大臣在任時の現金受領疑惑が収賄事件に発展した。

 吉川貴盛元農相が、鶏卵生産大手「アキタフーズ」グループの元代表から農相在任中に現金500万円を受け取ったとされる疑惑で、東京地検特捜部が収賄や政治資金規正法違反の疑いで事務所を家宅捜索し、強制捜査に乗り出した。

 吉川氏は特捜部の任意の事情聴取に現金受領を認めているとされる。元代表は周囲に、鶏卵業界に有利な政策を実現するために現金を渡したと説明しているという。

 農林水産行政トップが裏金を受け取り、業界との癒着によって政策がゆがめられたという疑念が国民の間に渦巻いている。

 吉川氏は体調不良を理由に22日に衆院議員を辞職した。事実上の引責だとしても疑惑の追及は免れない。体調面に配慮しつつ、徹底した検察の捜査と国会での事実解明が求められる。

 関係者によると、吉川氏は農相だった2018年10月~19年9月、大臣室などで3回にわたり現金計500万円を受け取った疑いがある。同氏は任意の聴取に「預かったお金で返すつもりだった」と説明し、賄賂性を否定しているとされる。

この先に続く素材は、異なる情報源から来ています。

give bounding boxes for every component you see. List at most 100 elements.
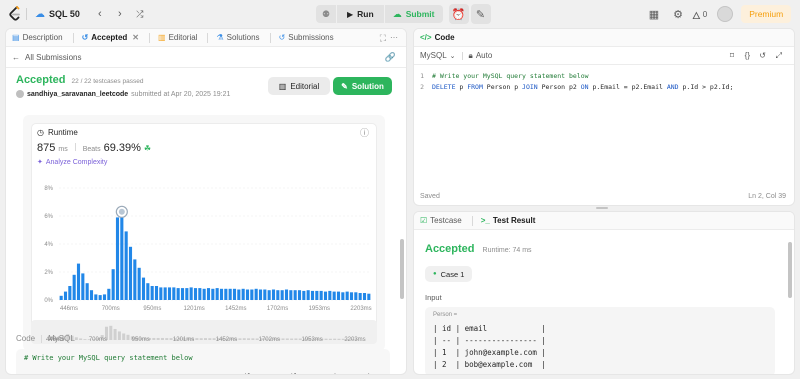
chart-bar[interactable] <box>224 288 228 300</box>
chart-bar[interactable] <box>167 287 172 300</box>
chart-bar[interactable] <box>115 217 120 300</box>
chart-bar[interactable] <box>189 287 193 300</box>
chart-bar[interactable] <box>271 289 276 301</box>
chart-bar[interactable] <box>258 289 263 301</box>
chart-bar[interactable] <box>124 231 128 300</box>
chart-bar[interactable] <box>81 273 85 300</box>
layout-grid-icon[interactable]: ▦ <box>644 4 664 24</box>
chart-bar[interactable] <box>263 289 267 301</box>
chart-bar[interactable] <box>72 274 76 300</box>
chart-bar[interactable] <box>336 291 341 300</box>
chart-bar[interactable] <box>358 293 362 300</box>
tab-editorial[interactable]: ▥ Editorial <box>158 33 197 42</box>
reset-icon[interactable]: ↺ <box>759 51 766 60</box>
chart-bar[interactable] <box>245 289 250 301</box>
chart-bar[interactable] <box>185 288 189 300</box>
problem-list-title[interactable]: SQL 50 <box>49 9 80 19</box>
chart-bar[interactable] <box>59 295 63 300</box>
range-slider-track[interactable] <box>31 320 377 344</box>
chart-bar[interactable] <box>176 288 180 300</box>
bookmark-icon[interactable]: ⌑ <box>730 51 734 60</box>
language-select[interactable]: MySQL ⌄ <box>420 51 456 60</box>
format-icon[interactable]: {} <box>745 51 750 60</box>
chart-bar[interactable] <box>215 288 219 300</box>
chart-bar[interactable] <box>107 288 111 300</box>
chart-bar[interactable] <box>341 292 345 300</box>
avatar[interactable] <box>717 6 734 22</box>
tab-accepted[interactable]: ↺ Accepted ✕ <box>82 33 139 42</box>
chart-bar[interactable] <box>232 288 237 300</box>
chart-bar[interactable] <box>228 288 232 300</box>
chart-bar[interactable] <box>89 290 94 300</box>
chart-bar[interactable] <box>63 291 68 300</box>
expand-icon[interactable]: ⛶ <box>380 33 386 44</box>
scrollbar[interactable] <box>400 239 404 299</box>
auto-mode[interactable]: 🔒︎ Auto <box>469 51 493 61</box>
chart-bar[interactable] <box>297 290 302 300</box>
chart-bar[interactable] <box>102 294 107 300</box>
submit-button[interactable]: ☁ Submit <box>384 5 443 23</box>
scrollbar[interactable] <box>788 242 792 298</box>
chart-bar[interactable] <box>150 286 154 300</box>
chart-bar[interactable] <box>98 295 102 300</box>
prev-problem-icon[interactable]: ‹ <box>90 4 110 24</box>
chart-bar[interactable] <box>198 288 202 300</box>
tab-testcase[interactable]: ☑ Testcase <box>420 216 462 225</box>
chart-bar[interactable] <box>68 286 72 300</box>
chart-bar[interactable] <box>180 288 185 300</box>
chart-bar[interactable] <box>76 263 81 300</box>
chart-bar[interactable] <box>367 293 371 300</box>
next-problem-icon[interactable]: › <box>110 4 130 24</box>
editorial-button[interactable]: ▥ Editorial <box>268 77 330 95</box>
chart-bar[interactable] <box>254 288 258 300</box>
chart-bar[interactable] <box>111 269 115 300</box>
chart-bar[interactable] <box>163 287 167 300</box>
chart-bar[interactable] <box>349 292 354 300</box>
chart-bar[interactable] <box>306 290 310 300</box>
chart-bar[interactable] <box>211 288 215 300</box>
chart-bar[interactable] <box>302 290 306 300</box>
runtime-range-slider[interactable]: 446ms 700ms 950ms 1201ms 1452ms 1702ms 1953ms 2… <box>31 320 377 346</box>
chart-bar[interactable] <box>323 291 328 300</box>
fullscreen-icon[interactable]: ⤢ <box>776 51 782 61</box>
chart-bar[interactable] <box>120 211 124 300</box>
chart-bar[interactable] <box>319 290 323 300</box>
link-icon[interactable]: 🔗 <box>385 52 396 63</box>
shuffle-icon[interactable]: ⤮ <box>130 4 150 24</box>
chart-bar[interactable] <box>250 289 254 301</box>
info-icon[interactable]: ⓘ <box>360 126 369 139</box>
timer-icon[interactable]: ⏰ <box>448 4 469 24</box>
chart-bar[interactable] <box>315 290 319 300</box>
chart-bar[interactable] <box>219 288 224 300</box>
tab-code[interactable]: </> Code <box>420 33 455 42</box>
debug-icon[interactable]: ⚉ <box>316 5 336 23</box>
settings-gear-icon[interactable]: ⚙ <box>668 4 688 24</box>
chart-bar[interactable] <box>159 287 163 300</box>
tab-solutions[interactable]: ⚗ Solutions <box>216 33 259 42</box>
chart-bar[interactable] <box>128 246 133 300</box>
notes-icon[interactable]: ✎ <box>470 4 491 24</box>
chart-bar[interactable] <box>284 289 289 301</box>
chart-bar[interactable] <box>141 277 146 300</box>
premium-button[interactable]: Premium <box>741 5 792 23</box>
more-icon[interactable]: ⋯ <box>390 33 398 42</box>
chart-bar[interactable] <box>193 288 198 300</box>
analyze-complexity-link[interactable]: ✦ Analyze Complexity <box>37 158 107 167</box>
runtime-distribution-chart[interactable]: 8% 6% 4% 2% 0% 446ms 700ms 950ms 1201ms 1452ms 170… <box>31 180 377 320</box>
panel-resize-handle[interactable] <box>596 207 608 209</box>
chart-bar[interactable] <box>328 290 332 300</box>
chart-bar[interactable] <box>310 290 315 300</box>
run-button[interactable]: ▶ Run <box>337 5 384 23</box>
chart-bar[interactable] <box>85 283 89 300</box>
chart-bar[interactable] <box>237 289 241 301</box>
chart-bar[interactable] <box>172 287 176 300</box>
code-editor[interactable]: 1 # Write your MySQL query statement belo… <box>414 71 794 95</box>
solution-button[interactable]: ✎ Solution <box>333 77 392 95</box>
chart-bar[interactable] <box>146 283 150 300</box>
close-icon[interactable]: ✕ <box>132 33 139 42</box>
chart-bar[interactable] <box>280 290 284 300</box>
chart-bar[interactable] <box>206 288 211 300</box>
chart-bar[interactable] <box>202 288 206 300</box>
chart-bar[interactable] <box>354 292 358 300</box>
chart-bar[interactable] <box>332 291 336 300</box>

通用するだろうか。

 農相在任中に少なくとも8回面会し、大臣室に秘書官も入れない密室で元代表と会う異例の対応だったという。広く権限を持つ大臣の職務に関する賄賂だった疑いが拭えない。

 そうした疑念を深めざるを得ないのは、元代表が鶏卵業界に有利な政策をとるよう政治家や官僚に陳情を繰り返し、実現してきた経緯があるからだ。

 吉川氏の農相在任中、業界最大の懸案は家畜を快適な環境で飼育する「アニマルウェルフェア」(AW)の導入だった。採算悪化を訴えて元代表は農水省が反対するよう働きかけ、国際機関の基準案が修正された。

 鶏卵価格の下落時に生産者を支援する制度でも元代表が積極的に動き、相次ぎ拡充された。そうした活動のために現金が提供されたのは明らかだろう。

 アキタ社を巡っては、農林水産族議員の重鎮である西川公也元農相が内閣官房参与だった18年以降に数百万円を提供した疑いもある。特捜部は西川氏にも任意の事情聴取をしている。

 西川氏は「一身上の都合」で同参与を辞任したが、贈収賄事件の広がりとともに菅義偉政権の責任も問われよう。

 事件の核心は、政官業の癒着構造に他なるまい。元農相2人への現金提供は、検察がアキタ社の家宅捜索で押収した資料から浮上。多くの族議員や農水省幹部への工作リスト、現金授受の資料もあったという。

 農林水産行政への信頼が大きく揺らいでいる。癒着の全容を解明するとともに、これまでの政策の検証と再発防止策の熟議が欠かせない。

 発端となったアキタ社への家宅捜索は、河井克行元法相夫妻の参院選買収事件に絡んで行われた。いまだ安倍晋三前首相の「桜を見る会」問題の疑惑も晴れない。「政治とカネ」を巡る国民の不信感の高まりに国会は向き合わねばならない。